One of the most frequent questions that visitors to the cave ask the guides is about the color of the formations. Up until a few years ago in practically all show caves the answer was always the same: “White indicates that the calcium carbonate is pure, whereas all the other colours which go from yellow to brown, the various intermediate tones, such as orange and reddish colours, were due to different concentrations of oxide (or hydroxide) of iron”. And often they added : “black, with all the shades of grey, is instead due to the presence of oxides (or dioxide) of manganese”. In one case the metallic grey (which obviously no-one saw) was due to the presence of pyrite. In a small cave which has been closed for visits for tens of years, the guide used to even say that the black colour of a stalagmite was due to the slow transformation of calcium carbonate into pure carbon (!).
Sometimes the colour does not depend so much on mineral substances, but more on the political views of the guide. About forty years ago, in a cave in eastern Europe confining with Italy, the guide would explain that the black colour of some flowstones were due to “the polluting fumes of your capitalistic society”.
The only exact thing of those mentioned in the list above is that if a formation is made of pure calcite its colour is white.

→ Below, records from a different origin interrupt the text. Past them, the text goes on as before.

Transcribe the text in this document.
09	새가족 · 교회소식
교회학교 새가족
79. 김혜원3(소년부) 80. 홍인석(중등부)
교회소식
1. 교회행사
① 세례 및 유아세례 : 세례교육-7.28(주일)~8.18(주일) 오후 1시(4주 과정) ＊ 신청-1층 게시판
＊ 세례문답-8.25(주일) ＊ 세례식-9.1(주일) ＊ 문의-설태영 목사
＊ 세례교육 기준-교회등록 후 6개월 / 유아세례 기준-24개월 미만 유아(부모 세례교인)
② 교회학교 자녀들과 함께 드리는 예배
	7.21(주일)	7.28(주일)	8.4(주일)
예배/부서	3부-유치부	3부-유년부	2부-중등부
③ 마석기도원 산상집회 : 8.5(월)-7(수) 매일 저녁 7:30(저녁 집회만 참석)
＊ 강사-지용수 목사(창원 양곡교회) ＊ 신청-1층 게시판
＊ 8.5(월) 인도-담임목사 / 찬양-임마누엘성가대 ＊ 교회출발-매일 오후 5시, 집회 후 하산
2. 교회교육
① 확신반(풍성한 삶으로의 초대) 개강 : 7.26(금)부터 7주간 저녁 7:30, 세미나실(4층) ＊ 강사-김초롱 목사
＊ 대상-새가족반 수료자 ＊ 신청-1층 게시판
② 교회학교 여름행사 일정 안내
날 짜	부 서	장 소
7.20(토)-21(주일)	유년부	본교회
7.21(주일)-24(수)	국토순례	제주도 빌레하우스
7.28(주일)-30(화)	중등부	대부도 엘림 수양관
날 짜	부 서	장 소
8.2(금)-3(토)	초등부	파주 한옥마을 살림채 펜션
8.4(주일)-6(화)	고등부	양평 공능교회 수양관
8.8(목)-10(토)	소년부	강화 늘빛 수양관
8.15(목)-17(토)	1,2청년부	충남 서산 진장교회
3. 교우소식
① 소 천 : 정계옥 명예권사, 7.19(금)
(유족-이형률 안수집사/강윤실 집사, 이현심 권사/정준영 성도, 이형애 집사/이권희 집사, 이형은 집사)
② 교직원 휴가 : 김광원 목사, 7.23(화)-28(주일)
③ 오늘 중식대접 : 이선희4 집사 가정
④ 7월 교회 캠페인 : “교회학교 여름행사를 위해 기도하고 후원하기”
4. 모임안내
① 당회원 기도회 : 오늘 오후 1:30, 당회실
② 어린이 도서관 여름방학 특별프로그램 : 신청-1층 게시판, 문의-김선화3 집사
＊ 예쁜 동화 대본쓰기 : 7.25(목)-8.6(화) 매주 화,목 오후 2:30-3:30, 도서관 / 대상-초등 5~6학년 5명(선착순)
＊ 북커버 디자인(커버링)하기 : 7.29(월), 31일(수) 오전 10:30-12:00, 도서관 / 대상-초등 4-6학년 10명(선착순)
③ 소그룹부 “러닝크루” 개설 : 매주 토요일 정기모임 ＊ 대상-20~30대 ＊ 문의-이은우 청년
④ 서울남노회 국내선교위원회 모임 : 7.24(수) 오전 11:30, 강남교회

From recent studies it emerges that in almost the totality of cases the most frequent colours are due to various concentrations of organic acids produced by the vegetation that grows on the soil above caves. Amongst the most important are fulvic acid and humic acid. One of the greatest experts of limestone formations at world level, Prof. Paolo Forti, from the University of Bologna, has been stating this for years, on the occasion of the courses held all over Italy for cave guides organized by A.G.T.I. (Italian Show Caves Association) in collaboration with S.S.I. (Italian Speleological Society).
But old habits die hard and it still happens to hear being said (also during some courses of speleology) that the colours of the formations depend on mineral substances dissolved in water.